I built the chatbot on my portfolio: RAG on a static site for $0

The constraint is the design

The “Ask About Me” box in the lab is a retrieval-augmented chatbot over my resume, case studies, and blog posts. The constraint that shaped it: this site is fully prerendered static HTML on Cloudflare Pages, and I wanted the chatbot to cost nothing at rest. That rules out a vector database, a long-running server, and anything with a monthly invoice.

What’s left turns out to be enough — and the corpus makes it obvious why. Everything I’ve written here chunks into 35 pieces. You do not need infrastructure to search 35 things.

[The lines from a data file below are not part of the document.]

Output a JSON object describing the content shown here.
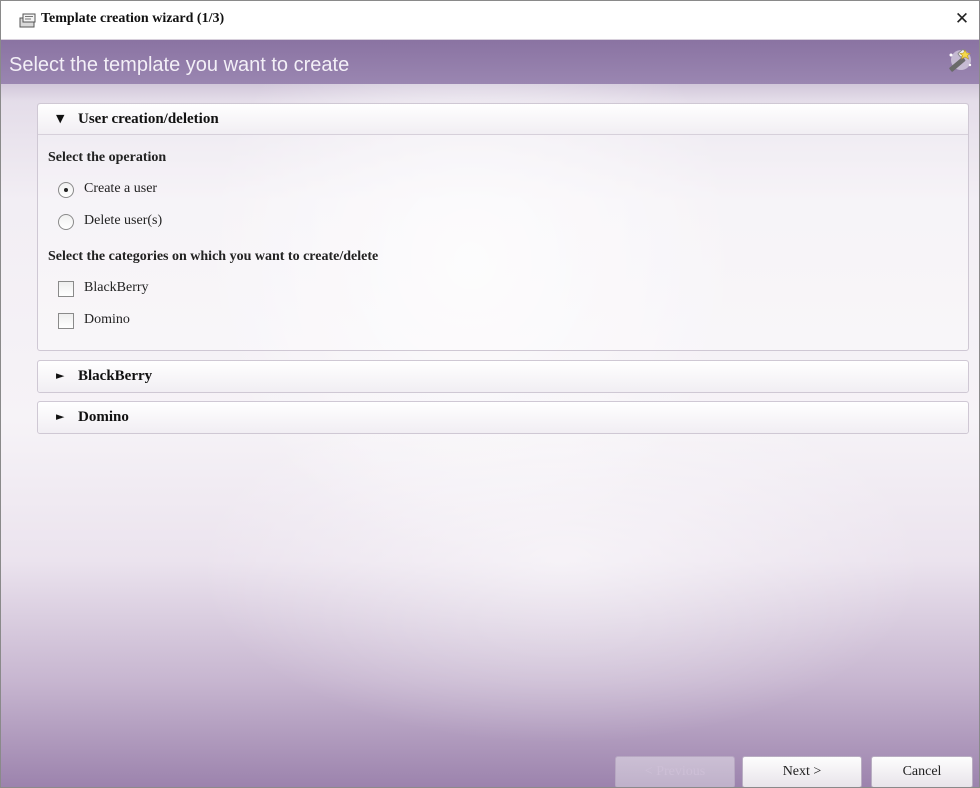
{
  "window": {
    "title": "Template creation wizard (1/3)",
    "close_label": "✕"
  },
  "header": {
    "title": "Select the template you want to create"
  },
  "panels": [
    {
      "label": "User creation/deletion",
      "expanded": true,
      "operation_label": "Select the operation",
      "operations": [
        {
          "label": "Create a user",
          "selected": true
        },
        {
          "label": "Delete user(s)",
          "selected": false
        }
      ],
      "categories_label": "Select the categories on which you want to create/delete",
      "categories": [
        {
          "label": "BlackBerry",
          "checked": false
        },
        {
          "label": "Domino",
          "checked": false
        }
      ]
    },
    {
      "label": "BlackBerry",
      "expanded": false
    },
    {
      "label": "Domino",
      "expanded": false
    }
  ],
  "footer": {
    "previous_label": "< Previous",
    "next_label": "Next >",
    "cancel_label": "Cancel"
  },
  "icons": {
    "expanded": "▼",
    "collapsed": "►"
  },
  "colors": {
    "header_purple": "#8a73a2",
    "background_light": "#f6f3f7"
  }
}
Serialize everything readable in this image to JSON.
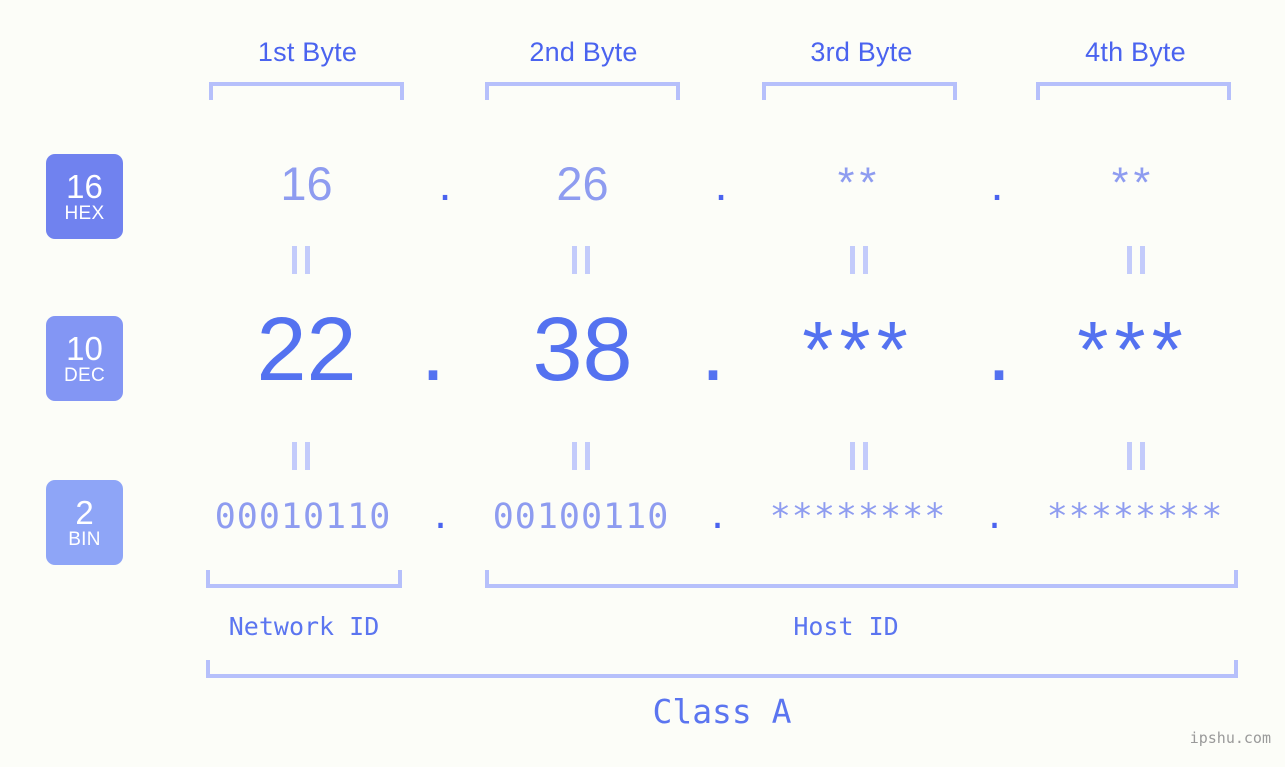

Build time: the index is just a JSON file

A script runs before every build: it walks the content, strips frontmatter and code blocks, splits on headings, packs paragraphs into ~200-token chunks, and writes chunks.json with a source label on each chunk (case study: Chatify — Decisions & tradeoffs). The label matters: it goes into the prompt later, so the model can say where an answer came from.

The script has two modes. With Cloudflare credentials it embeds every chunk with bge-base-en-v1.5 on Workers AI and stores the vectors — cosine similarity at query time. Without credentials it writes text-only chunks and retrieval falls back to BM25, computed in the worker from the same file. At this corpus size, honestly, the lexical path holds its own: most questions about a person’s work share vocabulary with the answer.

Runtime: one edge function

POST /api/ask does five things:

Rate limit by IP — a sliding window, 10 requests per 5 minutes, before any real work happens. Cheap rejection first; I learned that pattern wiring Arcjet into Chatify.
Cap everything — 4-message context window, 500 chars per message, 512 output tokens. Free tiers stay free because of caps, not good intentions.
Retrieve top-4 chunks (cosine if the index has vectors and the AI binding is up, BM25 otherwise).
Prompt Llama 3.1 8B on Workers AI with the chunks and rules: answer only from context, say “I don’t know” when it’s not there, refuse off-topic in one sentence.
Stream the response straight through as server-sent events, so tokens render as they arrive.

const chunks = retrieve(lastUser.content, queryVector); // top-4
const stream = await ai.run('@cf/meta/llama-3.1-8b-instruct', {
	messages: [{ role: 'system', content: systemPrompt(context) }, ...messages],
	stream: true,
	max_tokens: 512
});
return new Response(stream, { headers: sseHeaders });

The honesty clause

The system prompt’s most important line isn’t about retrieval — it’s “be honest about what is in progress vs. shipped; understatement beats overstatement.” One of the suggested questions on the page is “Is he actually good at football analytics yet?”, and the indexed answer says: in progress, models run, not validated against a real tournament. A chatbot that admits that is a better credential than one that oversells.

What I’d tell you to steal

Chunk labels in the prompt. Source attribution costs nothing and grounds the model visibly.
A lexical fallback. Your RAG demo shouldn’t be down because an embedding API is.
Caps before quality. Token limits, message windows, and rate limits are the difference between a fun feature and a surprise bill.
Skip the vector DB until your chunks need pagination. Mine fit in a JSON file the worker imports. Yours might too.